Hombre tan alto como su hijo y que conservaba cierta complexión atlética que el tiempo había engrosado para hacerle parecer como un oso, gobernaba su hogar como sus campos de algodón, con puño de hierro. Steven adoraba a su padre, lo admiraba si podría decirse. También Sarah Rogers pero su mirada decía que esa fascinación había perdido su brillo por cosas que solamente el matrimonio le hubiera revelado tiempo atrás. Teniendo a la Biblia como su máxima fuente de inspiración para sus discursos, era el típico Sureño dueño de cientos de esclavos. El castaño se sintió incómodo ante su presencia, con esos inquisitivos ojos azules analizando cada movimiento suyo al igual que sus modales en la mesa a la que fue invitado para la cena.
-¿Industrias Stark, eh? Creo que he escuchado de ellas, apoyan al bravucón de Lincoln.
Y por supuesto, no era partidario de las ideas progresistas del Norte, menos de Abraham Lincoln y su propuesta de abolir la esclavitud. Anthony agradeció la cena al igual que desaparecer de ahí.
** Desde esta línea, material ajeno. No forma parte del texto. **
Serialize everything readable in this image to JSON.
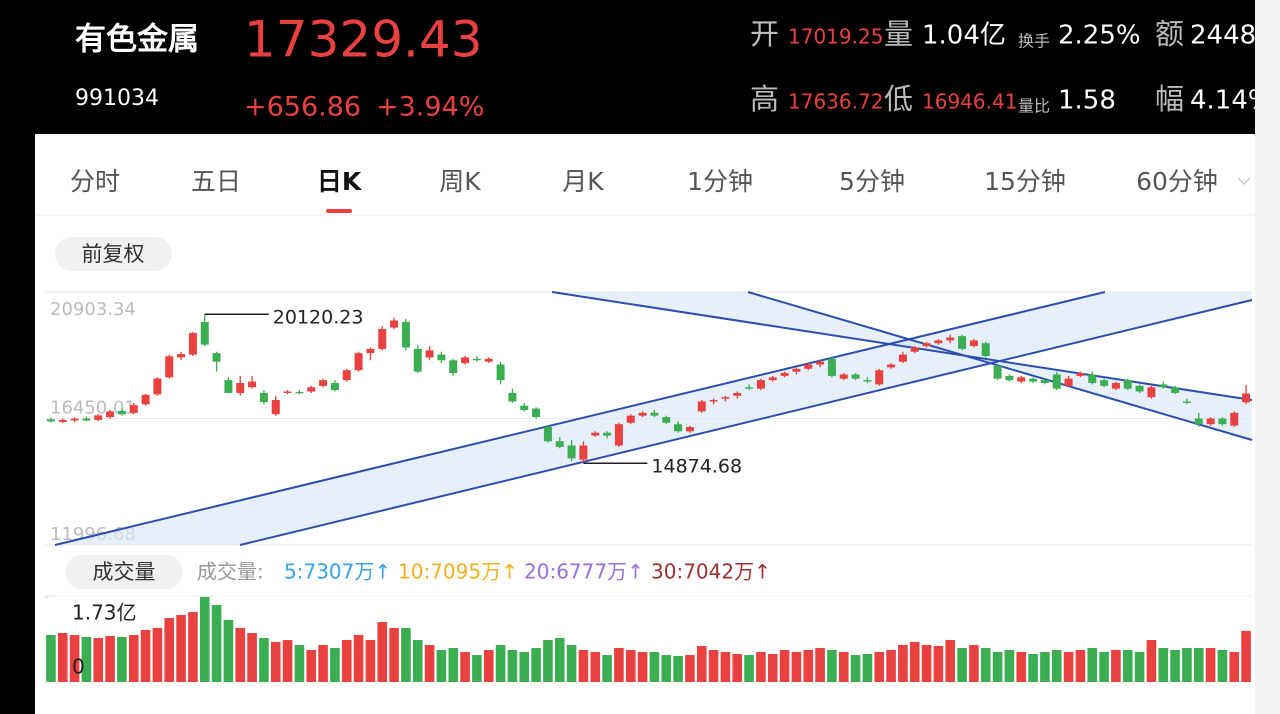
{
  "header": {
    "name": "有色金属",
    "code": "991034",
    "price": "17329.43",
    "change": "+656.86",
    "change_pct": "+3.94%",
    "stats": [
      [
        {
          "label": "开",
          "value": "17019.25"
        },
        {
          "label": "量",
          "value": "1.04亿"
        },
        {
          "label": "换手",
          "value": "2.25%"
        },
        {
          "label": "额",
          "value": "2448"
        }
      ],
      [
        {
          "label": "高",
          "value": "17636.72"
        },
        {
          "label": "低",
          "value": "16946.41"
        },
        {
          "label": "量比",
          "value": "1.58"
        },
        {
          "label": "幅",
          "value": "4.14%"
        }
      ]
    ]
  },
  "tabs": {
    "items": [
      "分时",
      "五日",
      "日K",
      "周K",
      "月K",
      "1分钟",
      "5分钟",
      "15分钟",
      "60分钟"
    ],
    "active": 2
  },
  "adjust_button": "前复权",
  "price_chart": {
    "type": "candlestick",
    "ylim": [
      11996.68,
      20903.34
    ],
    "yticks": [
      20903.34,
      16450.01,
      11996.68
    ],
    "up_color": "#e8413f",
    "down_color": "#3cae52",
    "candles": [
      [
        16420,
        16480,
        16300,
        16350
      ],
      [
        16330,
        16450,
        16280,
        16400
      ],
      [
        16380,
        16500,
        16320,
        16440
      ],
      [
        16450,
        16520,
        16350,
        16380
      ],
      [
        16400,
        16600,
        16360,
        16560
      ],
      [
        16500,
        16750,
        16450,
        16700
      ],
      [
        16720,
        16800,
        16550,
        16600
      ],
      [
        16650,
        17000,
        16600,
        16920
      ],
      [
        16950,
        17320,
        16900,
        17280
      ],
      [
        17300,
        17900,
        17250,
        17860
      ],
      [
        17900,
        18700,
        17850,
        18640
      ],
      [
        18600,
        18800,
        18500,
        18720
      ],
      [
        18700,
        19500,
        18650,
        19460
      ],
      [
        19850,
        20120.23,
        19000,
        19050
      ],
      [
        18750,
        18800,
        18100,
        18450
      ],
      [
        17800,
        17900,
        17350,
        17350
      ],
      [
        17350,
        17950,
        17250,
        17700
      ],
      [
        17550,
        17950,
        17500,
        17750
      ],
      [
        17350,
        17450,
        16950,
        17030
      ],
      [
        16600,
        17250,
        16550,
        17100
      ],
      [
        17350,
        17450,
        17300,
        17400
      ],
      [
        17380,
        17450,
        17300,
        17350
      ],
      [
        17400,
        17600,
        17350,
        17550
      ],
      [
        17600,
        17850,
        17550,
        17800
      ],
      [
        17700,
        17800,
        17400,
        17450
      ],
      [
        17800,
        18200,
        17750,
        18150
      ],
      [
        18150,
        18800,
        18100,
        18750
      ],
      [
        18750,
        18950,
        18500,
        18900
      ],
      [
        18900,
        19700,
        18850,
        19600
      ],
      [
        19650,
        20000,
        19600,
        19900
      ],
      [
        19850,
        19950,
        18850,
        18950
      ],
      [
        18900,
        19050,
        18050,
        18100
      ],
      [
        18600,
        19000,
        18500,
        18850
      ],
      [
        18700,
        18800,
        18400,
        18500
      ],
      [
        18500,
        18550,
        17950,
        18050
      ],
      [
        18400,
        18650,
        18350,
        18600
      ],
      [
        18550,
        18650,
        18450,
        18500
      ],
      [
        18450,
        18600,
        18400,
        18550
      ],
      [
        18350,
        18450,
        17650,
        17800
      ],
      [
        17350,
        17500,
        17000,
        17050
      ],
      [
        16900,
        17000,
        16700,
        16750
      ],
      [
        16800,
        16850,
        16450,
        16500
      ],
      [
        16150,
        16200,
        15600,
        15650
      ],
      [
        15650,
        15800,
        15400,
        15450
      ],
      [
        15500,
        15700,
        14950,
        15050
      ],
      [
        15000,
        15650,
        14874.68,
        15500
      ],
      [
        15850,
        16000,
        15800,
        15950
      ],
      [
        15950,
        16000,
        15750,
        15850
      ],
      [
        15500,
        16300,
        15450,
        16250
      ],
      [
        16300,
        16600,
        16250,
        16550
      ],
      [
        16550,
        16700,
        16500,
        16650
      ],
      [
        16650,
        16750,
        16500,
        16550
      ],
      [
        16500,
        16550,
        16250,
        16300
      ],
      [
        16250,
        16350,
        15950,
        16000
      ],
      [
        16000,
        16200,
        15950,
        16150
      ],
      [
        16700,
        17100,
        16650,
        17050
      ],
      [
        17050,
        17150,
        16950,
        17100
      ],
      [
        17150,
        17250,
        17050,
        17200
      ],
      [
        17250,
        17400,
        17150,
        17350
      ],
      [
        17550,
        17650,
        17450,
        17500
      ],
      [
        17500,
        17850,
        17450,
        17800
      ],
      [
        17800,
        17950,
        17750,
        17900
      ],
      [
        17950,
        18100,
        17900,
        18050
      ],
      [
        18100,
        18250,
        18000,
        18200
      ],
      [
        18200,
        18400,
        18150,
        18350
      ],
      [
        18350,
        18500,
        18250,
        18450
      ],
      [
        18550,
        18600,
        17900,
        17950
      ],
      [
        17850,
        18050,
        17800,
        18000
      ],
      [
        18000,
        18050,
        17800,
        17850
      ],
      [
        17800,
        17900,
        17700,
        17750
      ],
      [
        17650,
        18200,
        17600,
        18150
      ],
      [
        18250,
        18400,
        18200,
        18350
      ],
      [
        18450,
        18800,
        18400,
        18700
      ],
      [
        18800,
        19000,
        18750,
        18950
      ],
      [
        19000,
        19150,
        18950,
        19100
      ],
      [
        19100,
        19250,
        19050,
        19200
      ],
      [
        19200,
        19400,
        19100,
        19300
      ],
      [
        19350,
        19400,
        18850,
        18900
      ],
      [
        19000,
        19250,
        18950,
        19200
      ],
      [
        19100,
        19150,
        18600,
        18650
      ],
      [
        18300,
        18350,
        17800,
        17850
      ],
      [
        17950,
        18000,
        17750,
        17800
      ],
      [
        17750,
        17950,
        17700,
        17900
      ],
      [
        17850,
        17900,
        17700,
        17750
      ],
      [
        17800,
        17850,
        17650,
        17700
      ],
      [
        18000,
        18100,
        17450,
        17500
      ],
      [
        17600,
        17950,
        17550,
        17850
      ],
      [
        17950,
        18100,
        17900,
        18050
      ],
      [
        18000,
        18100,
        17650,
        17700
      ],
      [
        17800,
        17850,
        17550,
        17600
      ],
      [
        17500,
        17750,
        17450,
        17700
      ],
      [
        17800,
        17850,
        17450,
        17500
      ],
      [
        17600,
        17650,
        17350,
        17400
      ],
      [
        17200,
        17600,
        17150,
        17550
      ],
      [
        17650,
        17750,
        17500,
        17550
      ],
      [
        17550,
        17600,
        17300,
        17350
      ],
      [
        17050,
        17150,
        16950,
        17000
      ],
      [
        16450,
        16650,
        16150,
        16250
      ],
      [
        16250,
        16500,
        16200,
        16450
      ],
      [
        16450,
        16500,
        16200,
        16250
      ],
      [
        16200,
        16700,
        16150,
        16650
      ],
      [
        17019.25,
        17636.72,
        16946.41,
        17329.43
      ]
    ]
  },
  "volume_chart": {
    "type": "bar",
    "button": "成交量",
    "legend_title": "成交量:",
    "legend": [
      {
        "label": "5:7307万↑",
        "color": "#3aa0e8"
      },
      {
        "label": "10:7095万↑",
        "color": "#f0b020"
      },
      {
        "label": "20:6777万↑",
        "color": "#9b6fe0"
      },
      {
        "label": "30:7042万↑",
        "color": "#a03030"
      }
    ],
    "ylim": [
      0,
      173000000
    ],
    "yticks": [
      {
        "value": 173000000,
        "label": "1.73亿"
      },
      0
    ],
    "values": [
      95600000,
      99700000,
      95600000,
      91600000,
      89500000,
      93600000,
      91600000,
      95600000,
      105800000,
      109900000,
      130200000,
      136300000,
      142400000,
      173000000,
      156700000,
      126200000,
      109900000,
      99700000,
      89500000,
      81400000,
      85500000,
      75300000,
      65100000,
      75300000,
      69200000,
      85500000,
      95600000,
      85500000,
      122100000,
      109900000,
      109900000,
      85500000,
      75300000,
      65100000,
      69200000,
      61100000,
      54900000,
      65100000,
      75300000,
      65100000,
      61100000,
      69200000,
      85500000,
      89500000,
      75300000,
      65100000,
      61100000,
      54900000,
      69200000,
      65100000,
      61100000,
      61100000,
      54900000,
      52900000,
      54900000,
      73300000,
      65100000,
      61100000,
      57000000,
      54900000,
      61100000,
      57000000,
      65100000,
      61100000,
      65100000,
      69200000,
      65100000,
      61100000,
      54900000,
      57000000,
      61100000,
      65100000,
      75300000,
      81400000,
      75300000,
      73300000,
      85500000,
      69200000,
      75300000,
      69200000,
      61100000,
      65100000,
      61100000,
      57000000,
      61100000,
      65100000,
      61100000,
      65100000,
      69200000,
      61100000,
      65100000,
      65100000,
      61100000,
      85500000,
      69200000,
      65100000,
      69200000,
      69200000,
      69200000,
      65100000,
      61100000,
      104000000
    ]
  }
}
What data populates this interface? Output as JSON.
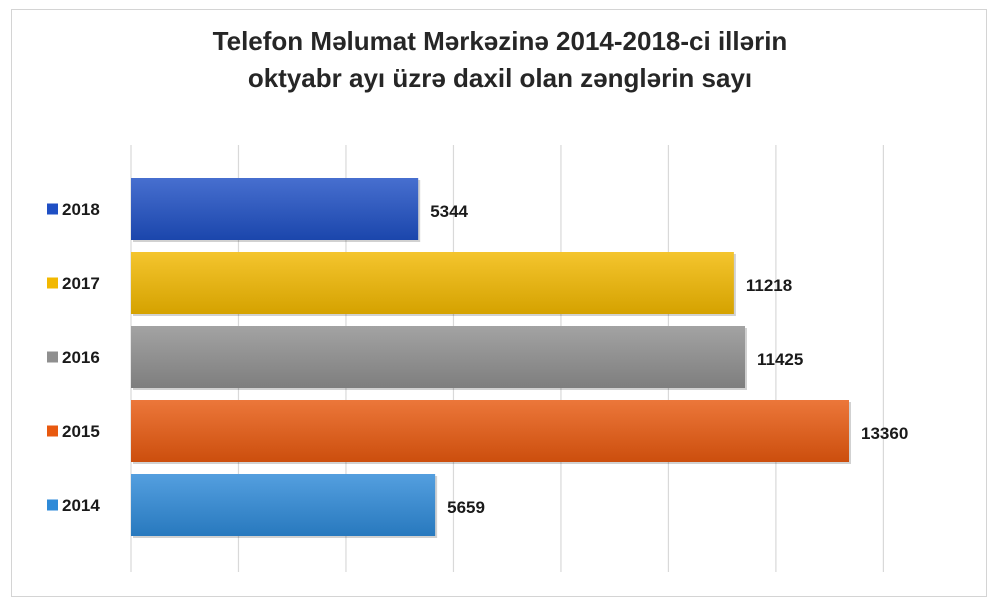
{
  "chart_data": {
    "type": "bar",
    "orientation": "horizontal",
    "title_line1": "Telefon Məlumat Mərkəzinə 2014-2018-ci illərin",
    "title_line2": "oktyabr ayı üzrə daxil olan zənglərin sayı",
    "categories": [
      "2018",
      "2017",
      "2016",
      "2015",
      "2014"
    ],
    "values": [
      5344,
      11218,
      11425,
      13360,
      5659
    ],
    "colors": [
      "#1f4fc4",
      "#f2b800",
      "#8f8f8f",
      "#e8590f",
      "#2e8ad8"
    ],
    "xlim": [
      0,
      14000
    ],
    "grid": true,
    "legend": "left"
  }
}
No le habían pasado desapercibidas las marcas en manos, cuellos o brazos de los esclavos de la mansión, marcas viejas de latigazos, quemaduras y sogas. Ese fanatismo religioso como su actitud de militar condecorado iban a darle dolor de cabeza si pretendía hacer amistad con su primogénito del cual estaba orgulloso. Y el castaño quería tener esa amistad. Tanto o más como el bendito contrato, el cual oró porque se retrasara lo suficiente para al menos de disfrutar de otro paseo por los campos de algodón, escuchando los sueños de un joven que no pertenecía a ese lugar.